Sport bei koronarer Herzerkrankung

Sportler mit koronarer Herzerkrankung (KHK) dürften und sollten regelmäßig körperlich trainieren, schreiben Halle und Niebauer. Bei niedrigem kardiovaskulärem Risiko könnten sie sich sogar sehr stark belasten. In diese Gruppe fallen Personen ohne myokardiale Ischämie unter maximaler körperlicher Belastung bei normaler linksventrikulärer Funktion (LVEF [„left ventricular ejection fraction“] >50 %).

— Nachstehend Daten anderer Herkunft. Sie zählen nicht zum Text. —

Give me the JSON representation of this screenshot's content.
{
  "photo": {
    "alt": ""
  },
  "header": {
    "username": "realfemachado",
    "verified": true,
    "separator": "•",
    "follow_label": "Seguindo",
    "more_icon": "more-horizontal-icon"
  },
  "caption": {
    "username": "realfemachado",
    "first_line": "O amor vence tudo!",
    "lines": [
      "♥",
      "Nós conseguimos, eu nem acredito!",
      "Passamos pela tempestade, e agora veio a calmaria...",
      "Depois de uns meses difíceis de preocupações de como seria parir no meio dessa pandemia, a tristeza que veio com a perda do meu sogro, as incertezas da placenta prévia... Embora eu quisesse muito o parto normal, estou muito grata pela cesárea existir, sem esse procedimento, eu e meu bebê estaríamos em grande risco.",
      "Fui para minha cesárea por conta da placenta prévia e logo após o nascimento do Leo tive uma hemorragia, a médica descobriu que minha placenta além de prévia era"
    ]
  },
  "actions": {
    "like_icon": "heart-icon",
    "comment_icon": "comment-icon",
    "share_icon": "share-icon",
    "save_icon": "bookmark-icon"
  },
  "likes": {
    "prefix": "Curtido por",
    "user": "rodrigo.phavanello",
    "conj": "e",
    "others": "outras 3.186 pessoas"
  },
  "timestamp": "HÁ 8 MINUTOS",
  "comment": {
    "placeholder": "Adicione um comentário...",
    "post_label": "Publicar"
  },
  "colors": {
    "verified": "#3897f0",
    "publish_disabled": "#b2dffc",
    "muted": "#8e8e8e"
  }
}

Dies gelte auch nach revaskularisierenden Eingriffen, etwa Stentimplantationen wegen einer Koronarstenose. Besonders wichtig sei der Aspekt für relativ junge Patienten, bei denen sich die Frage stelle, ob sie an einem Marathonlauf teilnehmen könnten. Dies bejahen Halle und Niebauer gemäß der aktuellen Leitlinie mit gewissen Einschränkungen, nämlich „nur dann, wenn auch gleichzeitig eine leitliniengerechte medikamentöse Therapie erfolgt“. Sie betonen, dass vorab eine maximale Ergometrie erforderlich sei; auf der Grundlage der Ergebnisse sollte dann ein individueller Trainingsplan erstellt werden. 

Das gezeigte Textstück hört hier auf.